Waterjet Cutting—The Swiss Army Knife of Metal Fab
July 1, 2011
“We manufacture inhouse as much as possible,” says operations supervisor JC Schatz (whose father John is the company’s president), “due to the low-volume high-mix nature of our work. Also, downtime is critical to our customers. Any delay in obtaining replacement railroad parts costs the transit authorities dearly. Inhouse control of the manufacturing operations allows us to turn on a dime and truly serve the customers.”
Twinco’s vast range of capabilities has both Schatzes pledging to grow the company’s contract-manufacturing business (aside from its work for transit authorities) from five percent currently to 15 percent within the next two years.
Making the World from Fabricated Sheet and Plate
Twinco’s roots trace back more than 45 years, as a tool and die shop providing electromechanical components for equipment OEMs serving the railroad industry. In the 1980s it began to work more and more directly for the transit authorities (New York City, Chicago and others).

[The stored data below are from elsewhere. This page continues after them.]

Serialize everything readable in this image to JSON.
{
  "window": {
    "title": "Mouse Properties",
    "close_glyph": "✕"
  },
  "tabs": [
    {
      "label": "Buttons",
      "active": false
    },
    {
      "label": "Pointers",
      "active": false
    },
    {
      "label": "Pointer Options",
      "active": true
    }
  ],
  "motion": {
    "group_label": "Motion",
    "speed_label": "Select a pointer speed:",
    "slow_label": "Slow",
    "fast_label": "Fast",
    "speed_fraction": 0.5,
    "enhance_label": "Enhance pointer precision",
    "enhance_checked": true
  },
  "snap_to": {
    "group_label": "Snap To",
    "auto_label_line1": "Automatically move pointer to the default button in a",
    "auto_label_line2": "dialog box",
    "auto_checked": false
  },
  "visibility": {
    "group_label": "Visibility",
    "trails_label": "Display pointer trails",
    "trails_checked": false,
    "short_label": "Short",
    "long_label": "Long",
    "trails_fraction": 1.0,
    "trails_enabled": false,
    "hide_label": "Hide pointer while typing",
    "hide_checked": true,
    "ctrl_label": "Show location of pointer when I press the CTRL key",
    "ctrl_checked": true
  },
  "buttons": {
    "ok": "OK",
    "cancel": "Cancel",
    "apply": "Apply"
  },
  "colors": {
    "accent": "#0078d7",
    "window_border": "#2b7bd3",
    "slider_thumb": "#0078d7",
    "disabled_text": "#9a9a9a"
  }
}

“The key to our success, says John Schatz (whose father founded Twinco in 1963), “is being able to offer a wide variety of inhouse processing capabilities, so we can select the best process for each specific job, particularly the low-volume (one to two) high-mix jobs. Doing all of the work inhouse allows us to inspect in-process, not after the fact. We don’t inspect quality into our parts; we manufacture quality into our parts.”
Twinco’s latest vertical step to diversification: the addition of waterjet cutting. In 2005 the firm added a 60,000-PSI machine, coinciding with its move to its current location from a much smaller 22,000-sq.-ft. shop.
“Waterjet cutting really is like the Swiss Army knife of metal fabrication,” says JC, “allowing us to cut all sorts of materials—metal alloys, plastics, rubber, glass, etc. Much of what we traditionally manufacture—train-stop housings and similar products—have been made of machined castings, but we see opportunities to more cost effectively manufacture these products by fabricating sheet and plate, and waterjet cutting helps facilitate that. Along the same line, we’ve recently added a press brake and, later this year, plan to invest in a robotic-welding cell to bolster our fabricating capabilities.”